I've Soured on Go

13 hours ago 2

I've used Go professionally for about 5 years now. I probably won't be using it or recommending it in future.

Before the PLT folk get too excited, no it's not because there's no monads, or that the type system is stuck in the 70s (sorry!).

Why I like(d) Go

The biggest advantage of Go is actually why people don't like it - its low abstraction ceiling. In a team setting, with varying skill levels, this means that you get much more homogenous code. Yes, there's no elegance, and there's a ton of boilerpate, but boilerplate can be generated by LLMs.

Homogenous code is easy to understand code. There's less bikeshedding. If you want to get 20 junior-mid developers of varying skill levels to produce shareholder value, then Go is a great choice. If you have more complicated languages, you definitely need someone in charge with strict standards, and a shared idea of 'taste'. Otherwise you end up with a million different idiosyncrasies.

Performance is also 'good enough' - it's not the fastest language ever, but it's very easy to write code that does a good job performance wise.

What Go is bad at

The second you leave the very narrow window of backend services, you start seeing holes in the usefulness of Go. It does compile to a native binary, but there's a lot of glaring holes where you'd probably want to use a different language anyway.

WASM!

Go currently supports WASM, but ships the whole runtime including the garbage collector. A hello world binary is huge and bloated. This essentially makes it a non-starter. Unfortunately this also rules out the excellent Cloudflare Workers ecosystem.

Go has issues with WASM-GC, and it is unlikely to be fixed anytime soon. At time of writing the issue has been open for 2 years. TinyGo does a better job at this, but has fundamental language limitations like no reflection that makes it difficult to use for anything non-trivial.

Web UI libraries

There's no Web UI library for Go. If you want to build a Web app, you will need to write JavaScript. HTMX is fine for basic things, but you will almost certainly still need to write JavaScript for more complex UIs.

What I am using instead

I'm currently all-in on TypeScript, with sprinklings of Rust for performance critical sections - or places where WASM makes sense. For example, I'm using Rust compiled to WASM for its excellent cryptography libraries. This seems to be the best of both worlds - the performance of Rust and the ease of use of TypeScript. With these two languages, I just don't feel the need for Go anymore.

TypeScript's ecosystem is getting really good

Tooling for TypeScript has gotten a lot better. Both Bun and Deno have standard libraries and tooling that makes it far less awful to work with. Libraries have gotten a lot more mature and stable. The days of crappy NPM packages are over. Things like Effect bring real FP to the ecosystem. Arktype makes validation a breeze.

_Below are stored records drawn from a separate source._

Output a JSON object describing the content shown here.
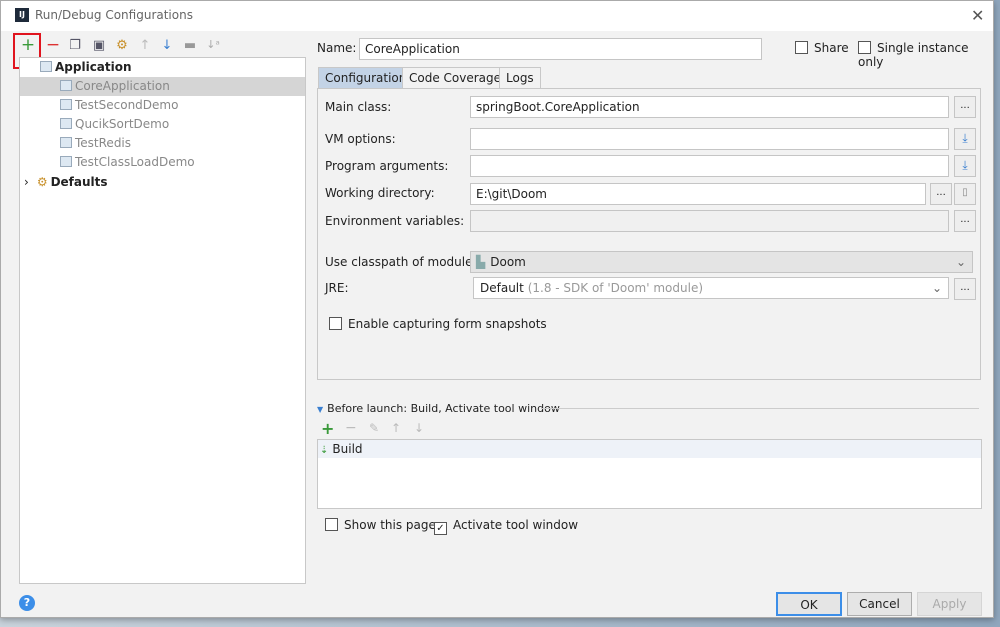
{
  "window": {
    "title": "Run/Debug Configurations",
    "logo": "IJ"
  },
  "toolbar": {
    "icons": [
      "plus-icon",
      "minus-icon",
      "copy-icon",
      "save-icon",
      "wrench-icon",
      "arrow-up-icon",
      "arrow-down-icon",
      "folder-icon",
      "sort-icon"
    ]
  },
  "tree": {
    "root": "Application",
    "items": [
      "CoreApplication",
      "TestSecondDemo",
      "QucikSortDemo",
      "TestRedis",
      "TestClassLoadDemo"
    ],
    "defaults": "Defaults"
  },
  "name": {
    "label": "Name:",
    "value": "CoreApplication"
  },
  "share": "Share",
  "single_instance": "Single instance only",
  "tabs": [
    "Configuration",
    "Code Coverage",
    "Logs"
  ],
  "form": {
    "main_class_label": "Main class:",
    "main_class": "springBoot.CoreApplication",
    "vm_label": "VM options:",
    "vm": "",
    "args_label": "Program arguments:",
    "args": "",
    "wd_label": "Working directory:",
    "wd": "E:\\git\\Doom",
    "env_label": "Environment variables:",
    "env": "",
    "module_label": "Use classpath of module:",
    "module": "Doom",
    "jre_label": "JRE:",
    "jre": "Default",
    "jre_hint": "(1.8 - SDK of 'Doom' module)",
    "snapshots": "Enable capturing form snapshots",
    "dots": "..."
  },
  "before_launch": {
    "title": "Before launch: Build, Activate tool window",
    "items": [
      "Build"
    ],
    "show_page": "Show this page",
    "activate": "Activate tool window",
    "activate_checked": true,
    "show_checked": false
  },
  "buttons": {
    "ok": "OK",
    "cancel": "Cancel",
    "apply": "Apply",
    "help": "?"
  },
  "colors": {
    "accent": "#3c8ee8",
    "selected_tab": "#c3d3e6",
    "highlight": "#e0141e"
  }
}
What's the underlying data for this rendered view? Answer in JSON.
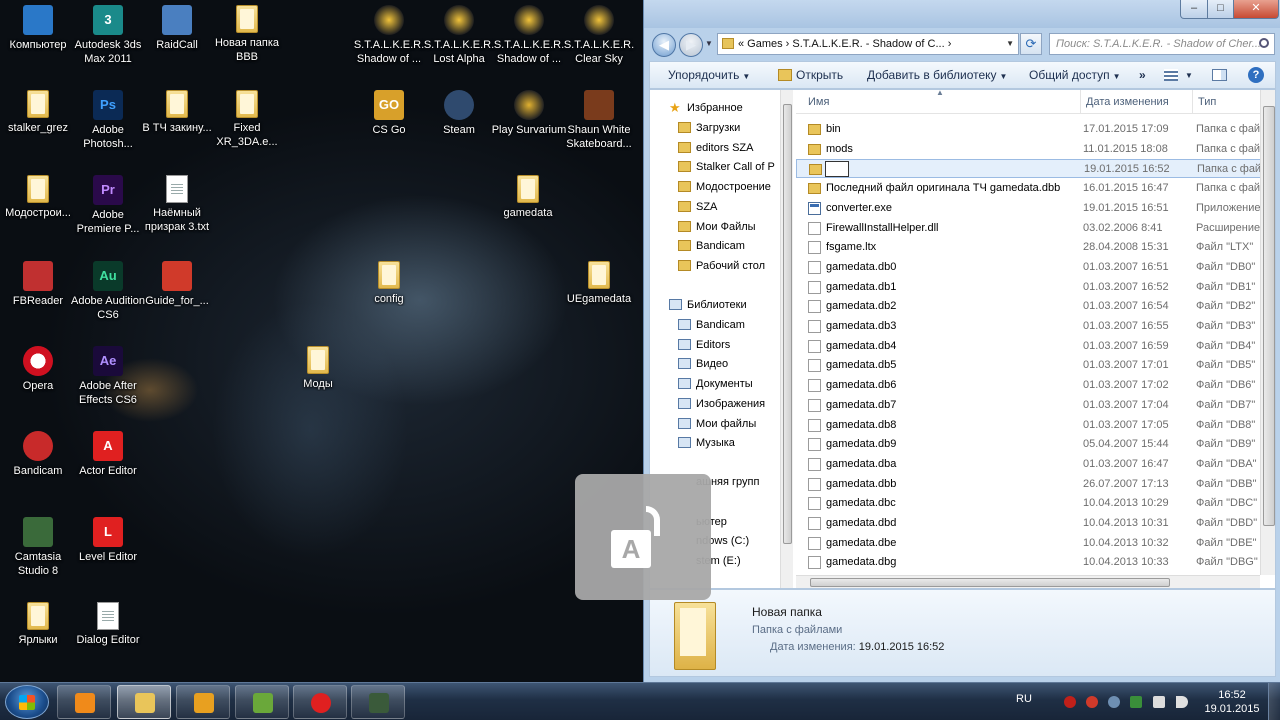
{
  "desktop": {
    "icons": [
      {
        "label": "Компьютер",
        "icon": "computer-icon"
      },
      {
        "label": "Autodesk 3ds Max 2011",
        "icon": "3ds-max-icon"
      },
      {
        "label": "RaidCall",
        "icon": "raidcall-icon"
      },
      {
        "label": "Новая папка BBB",
        "icon": "folder-icon"
      },
      {
        "label": "S.T.A.L.K.E.R. Shadow of ...",
        "icon": "stalker-icon"
      },
      {
        "label": "S.T.A.L.K.E.R. Lost Alpha",
        "icon": "stalker-icon"
      },
      {
        "label": "S.T.A.L.K.E.R. Shadow of ...",
        "icon": "stalker-icon"
      },
      {
        "label": "S.T.A.L.K.E.R. Clear Sky",
        "icon": "stalker-icon"
      },
      {
        "label": "stalker_grez",
        "icon": "folder-icon"
      },
      {
        "label": "Adobe Photosh...",
        "icon": "photoshop-icon"
      },
      {
        "label": "В ТЧ закину...",
        "icon": "folder-icon"
      },
      {
        "label": "Fixed XR_3DA.e...",
        "icon": "folder-icon"
      },
      {
        "label": "CS Go",
        "icon": "csgo-icon"
      },
      {
        "label": "Steam",
        "icon": "steam-icon"
      },
      {
        "label": "Play Survarium",
        "icon": "survarium-icon"
      },
      {
        "label": "Shaun White Skateboard...",
        "icon": "game-icon"
      },
      {
        "label": "Модострои...",
        "icon": "folder-icon"
      },
      {
        "label": "Adobe Premiere P...",
        "icon": "premiere-icon"
      },
      {
        "label": "Наёмный призрак 3.txt",
        "icon": "text-file-icon"
      },
      {
        "label": "gamedata",
        "icon": "folder-icon"
      },
      {
        "label": "FBReader",
        "icon": "fbreader-icon"
      },
      {
        "label": "Adobe Audition CS6",
        "icon": "audition-icon"
      },
      {
        "label": "Guide_for_...",
        "icon": "pdf-icon"
      },
      {
        "label": "config",
        "icon": "folder-icon"
      },
      {
        "label": "UEgamedata",
        "icon": "folder-icon"
      },
      {
        "label": "Opera",
        "icon": "opera-icon"
      },
      {
        "label": "Adobe After Effects CS6",
        "icon": "after-effects-icon"
      },
      {
        "label": "Моды",
        "icon": "folder-icon"
      },
      {
        "label": "Bandicam",
        "icon": "bandicam-icon"
      },
      {
        "label": "Actor Editor",
        "icon": "actor-editor-icon"
      },
      {
        "label": "Camtasia Studio 8",
        "icon": "camtasia-icon"
      },
      {
        "label": "Level Editor",
        "icon": "level-editor-icon"
      },
      {
        "label": "Ярлыки",
        "icon": "folder-icon"
      },
      {
        "label": "Dialog Editor",
        "icon": "dialog-editor-icon"
      }
    ]
  },
  "explorer": {
    "caption_buttons": {
      "minimize": "–",
      "maximize": "□",
      "close": "✕"
    },
    "nav": {
      "back": "◀",
      "forward": "▶"
    },
    "address": "« Games › S.T.A.L.K.E.R. - Shadow of C... ›",
    "search_placeholder": "Поиск: S.T.A.L.K.E.R. - Shadow of Cher...",
    "commands": {
      "organize": "Упорядочить",
      "open": "Открыть",
      "add_to_library": "Добавить в библиотеку",
      "share": "Общий доступ",
      "more": "»"
    },
    "navpane": {
      "favorites_header": "Избранное",
      "favorites": [
        "Загрузки",
        "editors SZA",
        "Stalker Call of P",
        "Модостроение",
        "SZA",
        "Мои Файлы",
        "Bandicam",
        "Рабочий стол"
      ],
      "libraries_header": "Библиотеки",
      "libraries": [
        "Bandicam",
        "Editors",
        "Видео",
        "Документы",
        "Изображения",
        "Мои файлы",
        "Музыка"
      ],
      "homegroup": "ашняя групп",
      "computer": "ьютер",
      "drives": [
        "ndows (C:)",
        "stem (E:)"
      ]
    },
    "columns": {
      "name": "Имя",
      "date": "Дата изменения",
      "type": "Тип"
    },
    "files": [
      {
        "name": "bin",
        "date": "17.01.2015 17:09",
        "type": "Папка с фай",
        "kind": "folder"
      },
      {
        "name": "mods",
        "date": "11.01.2015 18:08",
        "type": "Папка с фай",
        "kind": "folder"
      },
      {
        "name": "",
        "date": "19.01.2015 16:52",
        "type": "Папка с фай",
        "kind": "folder",
        "renaming": true
      },
      {
        "name": "Последний файл оригинала ТЧ gamedata.dbb",
        "date": "16.01.2015 16:47",
        "type": "Папка с фай",
        "kind": "folder"
      },
      {
        "name": "converter.exe",
        "date": "19.01.2015 16:51",
        "type": "Приложение",
        "kind": "exe"
      },
      {
        "name": "FirewallInstallHelper.dll",
        "date": "03.02.2006 8:41",
        "type": "Расширение",
        "kind": "file"
      },
      {
        "name": "fsgame.ltx",
        "date": "28.04.2008 15:31",
        "type": "Файл \"LTX\"",
        "kind": "file"
      },
      {
        "name": "gamedata.db0",
        "date": "01.03.2007 16:51",
        "type": "Файл \"DB0\"",
        "kind": "file"
      },
      {
        "name": "gamedata.db1",
        "date": "01.03.2007 16:52",
        "type": "Файл \"DB1\"",
        "kind": "file"
      },
      {
        "name": "gamedata.db2",
        "date": "01.03.2007 16:54",
        "type": "Файл \"DB2\"",
        "kind": "file"
      },
      {
        "name": "gamedata.db3",
        "date": "01.03.2007 16:55",
        "type": "Файл \"DB3\"",
        "kind": "file"
      },
      {
        "name": "gamedata.db4",
        "date": "01.03.2007 16:59",
        "type": "Файл \"DB4\"",
        "kind": "file"
      },
      {
        "name": "gamedata.db5",
        "date": "01.03.2007 17:01",
        "type": "Файл \"DB5\"",
        "kind": "file"
      },
      {
        "name": "gamedata.db6",
        "date": "01.03.2007 17:02",
        "type": "Файл \"DB6\"",
        "kind": "file"
      },
      {
        "name": "gamedata.db7",
        "date": "01.03.2007 17:04",
        "type": "Файл \"DB7\"",
        "kind": "file"
      },
      {
        "name": "gamedata.db8",
        "date": "01.03.2007 17:05",
        "type": "Файл \"DB8\"",
        "kind": "file"
      },
      {
        "name": "gamedata.db9",
        "date": "05.04.2007 15:44",
        "type": "Файл \"DB9\"",
        "kind": "file"
      },
      {
        "name": "gamedata.dba",
        "date": "01.03.2007 16:47",
        "type": "Файл \"DBA\"",
        "kind": "file"
      },
      {
        "name": "gamedata.dbb",
        "date": "26.07.2007 17:13",
        "type": "Файл \"DBB\"",
        "kind": "file"
      },
      {
        "name": "gamedata.dbc",
        "date": "10.04.2013 10:29",
        "type": "Файл \"DBC\"",
        "kind": "file"
      },
      {
        "name": "gamedata.dbd",
        "date": "10.04.2013 10:31",
        "type": "Файл \"DBD\"",
        "kind": "file"
      },
      {
        "name": "gamedata.dbe",
        "date": "10.04.2013 10:32",
        "type": "Файл \"DBE\"",
        "kind": "file"
      },
      {
        "name": "gamedata.dbg",
        "date": "10.04.2013 10:33",
        "type": "Файл \"DBG\"",
        "kind": "file"
      }
    ],
    "details": {
      "name": "Новая папка",
      "type": "Папка с файлами",
      "date_label": "Дата изменения:",
      "date_value": "19.01.2015 16:52"
    }
  },
  "overlay": {
    "capslock_letter": "A"
  },
  "taskbar": {
    "apps": [
      "media-player-icon",
      "explorer-icon",
      "hamachi-icon",
      "notepad-plus-icon",
      "yandex-browser-icon",
      "terminal-icon"
    ],
    "lang": "RU",
    "time": "16:52",
    "date": "19.01.2015"
  }
}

TypeScript is catching up to Go's performance

Bun and Deno are doing great in the performance realm. Both of them are now far closer to Go in terms of performance than Node ever was. Take benchmarks with a very large handful of salt, but this example has Bun within 2% of Go's performance in optimal conditions.

One performance bottleneck is IPC with shared memory when you have multiple worker threads. This is one of the reasons that TypeScript is rewriting its compiler in Go. However, this is not relevant for many backend services & use cases - where you tend to not need a ton of communication between threads.

Rust is catching up to TypeScript's portability

Rust is already amazing for WASM, but it's also catching up to TypeScript. It's the only language which has a realistic chance of being able to be used for a full-stack web application, with libraries like Dioxus and Leptos. Maybe in a few years I'll drop TypeScript entirely.

The future?

It's really hard to predict the future, but it seems weird that we're still using languages optimized for being easy to read by humans. TypeScript just has the most training data at the moment, but there's no particular reason why it should be the 'default' for LLMs. Go seems to be in a weird spot where it's not as easy to write as TypeScript and not as performant as Rust. This matters for humans, but shouldn't make a difference for machines.

LLMs Should Be Rustmaxxing

Did you know that SWEBench is just Python pull requests?

I'm glad to see stuff like multi SWEBench which uses many languages.

If it was easier to write Rust code with LLMs, I'd be using Rust for everything. Right now they're just too good at TypeScript to use anything else.